Donation crowdfunding—when individuals give donations with nothing expected in return. This is more common for nonprofit businesses.
Reward crowdfunding—when individuals give money in exchange for a reward, usually a product or service offered by your business.
Equity crowdfunding—when individuals’ contributions give them a return on investment and a share of profits in some form. Contributors become part owners of your business.
Debt crowdfunding—when you borrow money from the contributors. You must then pay back the money back to those who gave it to you.
Open a business bank account
Once your business starts bringing in profits, you’ll need a safe and secure place to keep your money. Opening a business savings account and a business checking account is an essential financial move for any new business. It allows your business to start saving and spending.

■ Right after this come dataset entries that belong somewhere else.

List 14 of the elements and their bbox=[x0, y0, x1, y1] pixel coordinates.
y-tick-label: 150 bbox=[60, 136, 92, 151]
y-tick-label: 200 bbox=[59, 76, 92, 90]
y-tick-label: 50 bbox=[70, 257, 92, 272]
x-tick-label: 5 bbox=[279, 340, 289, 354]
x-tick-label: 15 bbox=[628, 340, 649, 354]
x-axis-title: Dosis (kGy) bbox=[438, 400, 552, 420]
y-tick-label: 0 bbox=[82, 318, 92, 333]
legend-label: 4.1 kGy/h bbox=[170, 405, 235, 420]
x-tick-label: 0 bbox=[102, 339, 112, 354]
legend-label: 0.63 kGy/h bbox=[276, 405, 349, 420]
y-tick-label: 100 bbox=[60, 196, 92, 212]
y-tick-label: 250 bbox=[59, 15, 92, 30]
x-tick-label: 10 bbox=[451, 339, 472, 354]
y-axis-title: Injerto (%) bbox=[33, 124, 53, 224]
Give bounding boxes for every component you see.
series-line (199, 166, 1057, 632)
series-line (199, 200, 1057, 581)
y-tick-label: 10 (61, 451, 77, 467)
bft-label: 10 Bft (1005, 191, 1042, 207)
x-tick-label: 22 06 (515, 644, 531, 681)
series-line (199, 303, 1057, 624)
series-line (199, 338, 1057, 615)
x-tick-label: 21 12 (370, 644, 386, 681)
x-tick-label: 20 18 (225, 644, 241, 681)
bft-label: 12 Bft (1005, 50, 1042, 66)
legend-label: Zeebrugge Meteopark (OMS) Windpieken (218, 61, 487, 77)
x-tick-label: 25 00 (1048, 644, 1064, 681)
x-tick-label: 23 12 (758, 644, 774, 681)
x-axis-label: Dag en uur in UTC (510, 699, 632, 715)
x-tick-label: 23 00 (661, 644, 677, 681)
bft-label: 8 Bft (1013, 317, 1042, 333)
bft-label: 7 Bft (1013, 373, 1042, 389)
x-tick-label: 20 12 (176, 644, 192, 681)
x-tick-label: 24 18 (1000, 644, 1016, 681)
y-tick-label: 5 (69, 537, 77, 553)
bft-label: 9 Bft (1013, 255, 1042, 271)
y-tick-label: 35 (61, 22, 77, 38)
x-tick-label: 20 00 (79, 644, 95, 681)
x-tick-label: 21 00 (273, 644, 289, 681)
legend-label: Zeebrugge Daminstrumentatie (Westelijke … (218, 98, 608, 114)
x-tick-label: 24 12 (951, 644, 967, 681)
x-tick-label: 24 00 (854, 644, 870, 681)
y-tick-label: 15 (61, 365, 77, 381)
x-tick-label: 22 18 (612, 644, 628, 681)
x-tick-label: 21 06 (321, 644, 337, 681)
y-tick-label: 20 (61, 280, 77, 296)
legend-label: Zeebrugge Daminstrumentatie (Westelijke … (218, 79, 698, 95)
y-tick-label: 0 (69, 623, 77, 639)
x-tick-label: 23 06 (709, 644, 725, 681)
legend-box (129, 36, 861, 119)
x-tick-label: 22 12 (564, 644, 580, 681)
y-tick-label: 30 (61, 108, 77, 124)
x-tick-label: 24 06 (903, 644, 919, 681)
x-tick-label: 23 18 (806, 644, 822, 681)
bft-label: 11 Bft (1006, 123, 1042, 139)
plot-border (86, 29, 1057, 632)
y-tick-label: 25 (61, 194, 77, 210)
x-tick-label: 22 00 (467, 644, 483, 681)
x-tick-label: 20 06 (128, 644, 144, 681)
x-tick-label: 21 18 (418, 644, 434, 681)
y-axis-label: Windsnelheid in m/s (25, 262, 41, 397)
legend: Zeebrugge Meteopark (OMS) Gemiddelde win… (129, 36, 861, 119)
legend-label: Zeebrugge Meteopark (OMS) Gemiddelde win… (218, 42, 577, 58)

Business bank accounts function similarly to personal bank accounts; however, business bank accounts offer certain advantages to business owners. Having a business bank account keeps your business money separate from your personal money. This gives you more protection when it comes to your personal finances. Business bank accounts also make it easier for you to give your employees access to paying bills or making purchases if you choose to do so.
Create an emergency fund
When starting out in a new business, it’s challenging to predict just how everything will go. It’s smart to create an emergency fund set aside for cash flow problems that may come up.
For example, if you have a seasonal business like a snow removal company, you’ll have more income during the winter months than the summer months. Having an emergency fund can help out during those slower months. It can also help out when emergency expenses come up like broken equipment that needs to be replaced.
While you may not be able to contribute large amounts to your emergency fund at first, start setting aside what you can. It’s ideal to have at least six months worth of expenses saved up, if you can.
Since you’ll no longer have an employer who supplies health insurance to you, you’ll have to look into options for yourself and any potential employees if you choose to offer such benefits. You’ll also want to look into liability insurance options to cover your business for any potential incidents.
Many challenges come with starting a new business, but if you understand the financial steps it takes to start your business. You’ll be able to start out on the right foot.